NOVA host David Pogue preparing for an fMRI scan.
The Nov. 14 episode of NOVA ScienceNOW, "What Will the Future Look Like?," will feature a report on thought identification research by Tom Mitchell, head of the Machine Learning Department and Marcel Just, professor of psychology.
In Pittsburgh, ScienceNOW airs at 10 p.m. Wednesdays on WQED. A preview of the episode can be seen here.
In August, host David Pogue and a production crew visited CMU's Scientific Imaging and Brain Research (SIBR) center to learn more about thought identification research. Mitchell and Just have applied machine-learning techniques to brain imaging data to identify an individual's thoughts of concrete objects. For the episode, Pogue went through the experiment in the center's fMRI scanner on the third floor of Wean Hall.

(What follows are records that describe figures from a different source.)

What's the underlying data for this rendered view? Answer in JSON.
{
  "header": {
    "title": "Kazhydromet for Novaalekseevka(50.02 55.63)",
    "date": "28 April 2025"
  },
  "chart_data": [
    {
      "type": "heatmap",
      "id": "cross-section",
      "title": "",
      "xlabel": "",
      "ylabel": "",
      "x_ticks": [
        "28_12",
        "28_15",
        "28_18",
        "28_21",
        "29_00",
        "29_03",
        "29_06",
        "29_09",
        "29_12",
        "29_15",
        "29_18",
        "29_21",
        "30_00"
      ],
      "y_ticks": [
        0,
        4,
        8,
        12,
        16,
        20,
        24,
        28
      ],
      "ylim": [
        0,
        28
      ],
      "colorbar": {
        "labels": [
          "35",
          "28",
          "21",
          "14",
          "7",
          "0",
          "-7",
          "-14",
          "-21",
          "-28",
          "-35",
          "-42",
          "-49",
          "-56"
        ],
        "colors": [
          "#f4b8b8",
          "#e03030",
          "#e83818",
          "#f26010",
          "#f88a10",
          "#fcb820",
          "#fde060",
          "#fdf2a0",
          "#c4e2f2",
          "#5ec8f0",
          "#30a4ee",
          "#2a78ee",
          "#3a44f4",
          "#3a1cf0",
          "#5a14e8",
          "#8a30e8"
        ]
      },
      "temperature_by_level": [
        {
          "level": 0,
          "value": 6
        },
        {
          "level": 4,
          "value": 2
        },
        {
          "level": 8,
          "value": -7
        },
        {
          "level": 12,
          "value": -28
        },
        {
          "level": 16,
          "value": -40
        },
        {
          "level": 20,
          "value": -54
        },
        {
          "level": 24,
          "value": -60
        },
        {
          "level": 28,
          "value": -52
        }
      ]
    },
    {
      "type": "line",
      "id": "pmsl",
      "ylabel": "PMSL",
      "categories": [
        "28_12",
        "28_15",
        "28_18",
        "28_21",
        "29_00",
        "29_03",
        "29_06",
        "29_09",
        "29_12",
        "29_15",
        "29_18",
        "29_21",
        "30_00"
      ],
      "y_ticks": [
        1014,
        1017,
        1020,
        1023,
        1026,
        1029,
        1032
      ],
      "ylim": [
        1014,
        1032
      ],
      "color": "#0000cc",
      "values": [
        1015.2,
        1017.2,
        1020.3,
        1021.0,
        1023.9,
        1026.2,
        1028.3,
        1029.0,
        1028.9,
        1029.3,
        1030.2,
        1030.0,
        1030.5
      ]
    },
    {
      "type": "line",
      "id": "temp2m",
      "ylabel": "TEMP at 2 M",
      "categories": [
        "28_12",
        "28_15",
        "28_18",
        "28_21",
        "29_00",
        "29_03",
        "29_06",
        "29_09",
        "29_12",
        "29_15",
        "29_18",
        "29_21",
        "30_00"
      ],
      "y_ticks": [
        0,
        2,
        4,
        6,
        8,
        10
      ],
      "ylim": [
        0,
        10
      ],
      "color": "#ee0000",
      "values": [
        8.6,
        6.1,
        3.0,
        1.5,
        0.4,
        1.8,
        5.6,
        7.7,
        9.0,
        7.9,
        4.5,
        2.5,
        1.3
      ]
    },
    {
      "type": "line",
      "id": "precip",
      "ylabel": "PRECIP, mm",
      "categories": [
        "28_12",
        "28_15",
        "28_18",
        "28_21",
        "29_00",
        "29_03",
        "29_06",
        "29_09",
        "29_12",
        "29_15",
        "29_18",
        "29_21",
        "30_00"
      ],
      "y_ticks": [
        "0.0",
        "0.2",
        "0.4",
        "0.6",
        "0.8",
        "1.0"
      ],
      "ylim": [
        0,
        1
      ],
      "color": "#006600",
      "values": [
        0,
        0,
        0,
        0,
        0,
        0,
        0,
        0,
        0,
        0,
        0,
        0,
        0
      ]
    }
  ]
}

In the standard experiment, Pogue was shown ten pairs of objects two times while in the fMRI. With the cameras rolling, the brain analysis computer then correctly identified each object that Pogue had been thinking about.
At Pogue's urging, however, Mitchell and Just agreed to run a variation of the experiment: instead of having one computer show an object to Pogue while another identified his thoughts, they allowed Pogue to decide on his own which of two objects to think about in 10 tries. After the experiment, they compared his notes with the computer's analysis.
"We were all nervous about trying this experiment for the first time with the cameras rolling," Mitchell said. "But, we had seen before that our computer model had successfully predicted neural representations for new words, and that these neural representations are remarkably similar across different people."
Happily, the computer correctly identified all ten objects that Pogue thought about.